Towards a Post-WTO Global Trade System
- With the G-7 and G-20 losing their agenda-setting roles, India has a unique opportunity to shape a new trade and governance paradigm.
- This includes proposing comprehensive, composite trade agreements that integrate goods, services, investment, and infrastructure.
- Annual reviews of national impacts, reduction of non-tariff barriers, and a shift from tariff-based to technology-based trade gains will be critical.
- India’s seasoned diplomatic corps should be tasked with drafting new global governance principles tailored to an equal, multipolar world.
- This framework must acknowledge that developing nations no longer seek handouts—they demand equitable participation and influence.
Bridging the Technology Gap: A Wake-up Call
- Historically, India’s foreign policy focused on balancing major powers rather than building long-term strategy.
- From the Bandung Conference in 1955 to the Non-Aligned Movement in 1961, India emphasised peace over economic development, often to its own detriment.
- Unlike China and Western powers, India failed to deeply invest in technological innovation through academia-industry partnerships—critical drivers of both trade and geopolitical power.
- That must now change. India needs a national consensus on fostering talent, enhancing employment, and prioritising technological leadership.
- The current global power shift is no longer about raw trade—it is about innovation, digital sovereignty, and technological edge.
Asian Opportunity: Regional and Global Leadership
- Common Market: India must take a leadership role in forming an Asian common market, engaging ASEAN and African economies through bilateral and regional trade frameworks.

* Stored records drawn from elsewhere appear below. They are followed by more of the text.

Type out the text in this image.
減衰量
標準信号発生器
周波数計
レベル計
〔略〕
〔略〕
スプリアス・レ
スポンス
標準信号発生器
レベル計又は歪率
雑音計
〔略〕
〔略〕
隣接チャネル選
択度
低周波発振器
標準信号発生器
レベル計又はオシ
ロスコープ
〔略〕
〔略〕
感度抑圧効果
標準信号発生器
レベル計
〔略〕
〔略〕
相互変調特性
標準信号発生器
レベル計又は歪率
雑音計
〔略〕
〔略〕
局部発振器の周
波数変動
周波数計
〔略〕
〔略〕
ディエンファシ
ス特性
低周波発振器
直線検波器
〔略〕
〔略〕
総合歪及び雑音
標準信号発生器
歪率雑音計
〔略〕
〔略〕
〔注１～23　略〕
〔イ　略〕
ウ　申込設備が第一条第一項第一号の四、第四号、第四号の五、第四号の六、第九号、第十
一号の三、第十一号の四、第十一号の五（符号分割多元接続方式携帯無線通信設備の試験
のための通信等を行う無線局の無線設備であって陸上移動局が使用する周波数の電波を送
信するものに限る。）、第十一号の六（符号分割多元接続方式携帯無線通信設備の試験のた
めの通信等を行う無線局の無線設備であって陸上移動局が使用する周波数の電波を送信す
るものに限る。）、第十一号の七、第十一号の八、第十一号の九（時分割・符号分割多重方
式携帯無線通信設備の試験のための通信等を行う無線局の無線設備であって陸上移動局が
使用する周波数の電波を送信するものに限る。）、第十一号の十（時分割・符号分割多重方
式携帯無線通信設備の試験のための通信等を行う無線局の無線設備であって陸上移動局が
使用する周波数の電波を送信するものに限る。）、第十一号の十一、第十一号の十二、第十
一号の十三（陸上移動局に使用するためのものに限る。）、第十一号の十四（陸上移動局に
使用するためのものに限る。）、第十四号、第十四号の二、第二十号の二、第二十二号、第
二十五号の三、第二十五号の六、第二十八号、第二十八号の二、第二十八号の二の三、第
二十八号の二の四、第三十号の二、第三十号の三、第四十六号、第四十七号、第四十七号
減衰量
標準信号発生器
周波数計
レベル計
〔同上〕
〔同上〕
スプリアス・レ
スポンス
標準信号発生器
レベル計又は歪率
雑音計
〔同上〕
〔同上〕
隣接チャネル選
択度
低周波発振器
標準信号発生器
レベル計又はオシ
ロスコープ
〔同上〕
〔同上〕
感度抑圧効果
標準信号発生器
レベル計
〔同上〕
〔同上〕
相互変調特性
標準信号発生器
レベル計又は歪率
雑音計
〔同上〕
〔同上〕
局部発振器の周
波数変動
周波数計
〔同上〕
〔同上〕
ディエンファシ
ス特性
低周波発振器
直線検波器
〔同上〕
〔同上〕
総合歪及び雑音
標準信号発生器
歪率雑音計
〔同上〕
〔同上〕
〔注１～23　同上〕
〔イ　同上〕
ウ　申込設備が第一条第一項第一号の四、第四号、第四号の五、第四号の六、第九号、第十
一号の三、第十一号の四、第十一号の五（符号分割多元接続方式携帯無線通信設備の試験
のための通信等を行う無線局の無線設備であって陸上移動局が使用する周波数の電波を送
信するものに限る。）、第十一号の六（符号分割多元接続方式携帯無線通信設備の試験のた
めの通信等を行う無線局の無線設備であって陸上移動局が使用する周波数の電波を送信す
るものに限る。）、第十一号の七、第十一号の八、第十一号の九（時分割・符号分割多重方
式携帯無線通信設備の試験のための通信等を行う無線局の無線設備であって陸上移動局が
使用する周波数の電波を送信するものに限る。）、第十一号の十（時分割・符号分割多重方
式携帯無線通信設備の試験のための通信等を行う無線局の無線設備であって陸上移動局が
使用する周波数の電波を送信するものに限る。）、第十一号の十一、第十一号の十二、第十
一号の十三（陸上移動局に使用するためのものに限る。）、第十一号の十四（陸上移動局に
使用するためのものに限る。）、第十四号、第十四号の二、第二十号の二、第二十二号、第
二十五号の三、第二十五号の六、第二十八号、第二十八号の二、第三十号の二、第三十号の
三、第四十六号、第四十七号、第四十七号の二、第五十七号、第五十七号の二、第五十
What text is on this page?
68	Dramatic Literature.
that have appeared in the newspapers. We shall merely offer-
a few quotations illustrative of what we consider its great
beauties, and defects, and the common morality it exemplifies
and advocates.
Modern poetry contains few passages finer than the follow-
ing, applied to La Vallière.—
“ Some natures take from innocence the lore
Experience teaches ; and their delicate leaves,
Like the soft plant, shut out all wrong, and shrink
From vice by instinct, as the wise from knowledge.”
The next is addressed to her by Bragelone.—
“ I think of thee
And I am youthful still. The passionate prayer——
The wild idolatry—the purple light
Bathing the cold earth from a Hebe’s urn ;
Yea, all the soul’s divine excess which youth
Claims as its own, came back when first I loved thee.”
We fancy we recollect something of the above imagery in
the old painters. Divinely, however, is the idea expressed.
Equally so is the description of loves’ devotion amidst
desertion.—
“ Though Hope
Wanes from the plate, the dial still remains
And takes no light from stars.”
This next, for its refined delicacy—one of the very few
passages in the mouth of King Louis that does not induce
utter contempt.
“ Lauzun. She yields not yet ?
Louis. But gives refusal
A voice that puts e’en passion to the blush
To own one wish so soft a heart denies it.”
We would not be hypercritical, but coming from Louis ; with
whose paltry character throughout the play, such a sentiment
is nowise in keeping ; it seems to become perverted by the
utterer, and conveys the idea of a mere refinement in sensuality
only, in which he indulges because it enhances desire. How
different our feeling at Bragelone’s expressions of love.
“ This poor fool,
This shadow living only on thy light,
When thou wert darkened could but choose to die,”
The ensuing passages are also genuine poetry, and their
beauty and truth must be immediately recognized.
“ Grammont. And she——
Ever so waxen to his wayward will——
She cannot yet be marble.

- These markets are projected to surpass U.S. and European consumption, and India’s cooperation with them will solidify its influence in a new trade-centric world order.
- AI: Moreover, India has the potential to become a global leader in artificial intelligence and open-source software.
- With its digital public infrastructure (such as Aadhaar and UPI), vast datasets, and skilled IT workforce, India can create Large Language Models (LLMs) and AI systems that rival the best in the world—transforming it into a true cyber power.
Lessons from China’s Rise
- China’s economic success lies in its national consensus and a homegrown path to development, independent of Western models.
- Prosperity, not just GDP growth, should be India’s core objective.
- Metrics like patents and technological achievements now signal a nation’s future strength more than traditional indicators.
- India must invest in lowering energy costs, particularly electricity, to drive industrial growth.
- Simultaneously, academic-industry-government collaboration must frame “grand challenges” in AI, climate tech, and digital trade that align with India’s unique advantages and global aspirations.